Jon Harrop wrote:
> tbp wrote:
> My post is more about clarity and less about performance. Your
proposed
Oh? Silly me, i thought it was a benchmark.
> alterations make the C++ implementation significantly longer and more
> obfuscated and your littering of the source code with "inline"
actually
> slows the program down on my Athlon t-bird.
I've put explicit inlines because, ie for Vec operators, you've put
them outside of the class scope, hence screwing the common heuristic
saying that a member function declared & defined within the class body
should be inlined (and that's a much stronger hint than using an
'inline' directive).
Anyway, that's decoration compared to other issues in your source.
> Moreover, your choices of initial optimisation are decidedly
suboptimal. I'd
> have gone for:
Hmm? I tinker with a handful of lines, cut the runtime in half and
that's suboptimal?
Interesting.
> 1. Terminating the intersection of shadow rays when the first
intersection
> is found (instead of finding the closest intersection).

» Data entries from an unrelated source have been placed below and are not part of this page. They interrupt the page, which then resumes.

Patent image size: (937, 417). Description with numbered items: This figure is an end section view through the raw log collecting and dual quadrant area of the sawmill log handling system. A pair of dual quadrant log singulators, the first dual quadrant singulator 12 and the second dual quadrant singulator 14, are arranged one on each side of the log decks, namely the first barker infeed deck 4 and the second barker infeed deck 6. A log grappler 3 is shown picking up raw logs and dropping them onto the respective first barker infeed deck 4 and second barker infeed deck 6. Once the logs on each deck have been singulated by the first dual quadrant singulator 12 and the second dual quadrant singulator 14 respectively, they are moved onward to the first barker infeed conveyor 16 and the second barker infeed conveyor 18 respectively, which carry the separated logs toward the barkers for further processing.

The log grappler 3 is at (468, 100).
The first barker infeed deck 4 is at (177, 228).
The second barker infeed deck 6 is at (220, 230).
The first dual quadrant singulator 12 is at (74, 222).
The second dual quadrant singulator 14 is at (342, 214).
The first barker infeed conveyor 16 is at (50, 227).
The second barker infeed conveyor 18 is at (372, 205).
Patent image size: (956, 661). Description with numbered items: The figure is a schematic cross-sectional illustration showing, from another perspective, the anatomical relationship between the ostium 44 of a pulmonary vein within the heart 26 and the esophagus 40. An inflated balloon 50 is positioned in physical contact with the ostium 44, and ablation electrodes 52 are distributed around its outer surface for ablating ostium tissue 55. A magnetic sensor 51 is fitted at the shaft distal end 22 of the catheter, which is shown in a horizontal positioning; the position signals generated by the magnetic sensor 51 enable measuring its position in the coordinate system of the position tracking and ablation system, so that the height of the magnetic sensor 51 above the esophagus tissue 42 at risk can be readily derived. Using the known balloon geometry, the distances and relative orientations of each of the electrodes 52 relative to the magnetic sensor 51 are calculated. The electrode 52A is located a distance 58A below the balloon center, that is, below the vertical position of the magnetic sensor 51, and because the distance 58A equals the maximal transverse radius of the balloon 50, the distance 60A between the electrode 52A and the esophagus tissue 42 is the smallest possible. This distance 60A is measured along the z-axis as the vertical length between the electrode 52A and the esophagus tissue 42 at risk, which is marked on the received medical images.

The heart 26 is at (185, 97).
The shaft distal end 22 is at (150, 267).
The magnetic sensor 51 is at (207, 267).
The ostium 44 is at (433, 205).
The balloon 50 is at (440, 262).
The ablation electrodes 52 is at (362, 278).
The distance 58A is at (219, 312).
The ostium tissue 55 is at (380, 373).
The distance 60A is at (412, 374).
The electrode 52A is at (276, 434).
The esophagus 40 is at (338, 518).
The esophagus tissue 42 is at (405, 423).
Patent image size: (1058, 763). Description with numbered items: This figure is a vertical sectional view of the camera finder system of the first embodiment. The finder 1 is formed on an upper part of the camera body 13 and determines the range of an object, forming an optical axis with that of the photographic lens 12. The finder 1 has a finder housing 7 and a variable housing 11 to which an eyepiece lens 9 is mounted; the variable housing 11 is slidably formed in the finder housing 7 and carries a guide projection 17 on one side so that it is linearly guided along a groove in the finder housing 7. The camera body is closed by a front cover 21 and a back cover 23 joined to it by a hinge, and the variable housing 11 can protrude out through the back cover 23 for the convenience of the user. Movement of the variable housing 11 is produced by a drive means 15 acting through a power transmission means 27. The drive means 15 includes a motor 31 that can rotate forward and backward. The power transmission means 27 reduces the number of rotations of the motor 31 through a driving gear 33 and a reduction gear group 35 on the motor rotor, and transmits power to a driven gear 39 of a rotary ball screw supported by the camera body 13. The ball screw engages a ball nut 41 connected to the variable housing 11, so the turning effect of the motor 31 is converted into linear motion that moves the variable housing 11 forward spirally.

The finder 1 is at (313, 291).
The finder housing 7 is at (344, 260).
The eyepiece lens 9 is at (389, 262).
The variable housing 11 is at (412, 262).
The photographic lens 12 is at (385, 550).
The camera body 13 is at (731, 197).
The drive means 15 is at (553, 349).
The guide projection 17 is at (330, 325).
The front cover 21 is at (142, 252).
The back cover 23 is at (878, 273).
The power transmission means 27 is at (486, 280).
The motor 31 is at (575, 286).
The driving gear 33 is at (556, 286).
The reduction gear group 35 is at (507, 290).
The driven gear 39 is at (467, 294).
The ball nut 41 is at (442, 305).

> 2. Use an implicit scene, to avoid storing it explicitly.
> 3. Use single-precision storage (or no storage at all).
> Both of these optimisations will give much bigger performance
improvements
> when averaged over different platforms and architectures.
Your aproach & space partition (as presented) will never give runtime
performance worth the time it takes to implement efficiently.
Such a sphere flake should render in a blink of the eye on modern
platforms, see the SPD for reference.
Or this:
http://www.uni-koblenz.de/~cg/publikationen/cp_raytrace.pdf I've merely fixed the most glaring flaws in your implementation.
Period.
> As it happens, I had already implemented all of your optimisations
and all
> of these optimisations to both implementations before I made my
original
> post. None of them add anything new. Sometimes C++ is faster,
sometimes
> OCaml is faster. OCaml is always much more succinct. You can keep
doing
> this until you are blue in the face but I don't think you'll learn
much of
> interest.
I've never contested that OCaml is more succint, expressive or elegant.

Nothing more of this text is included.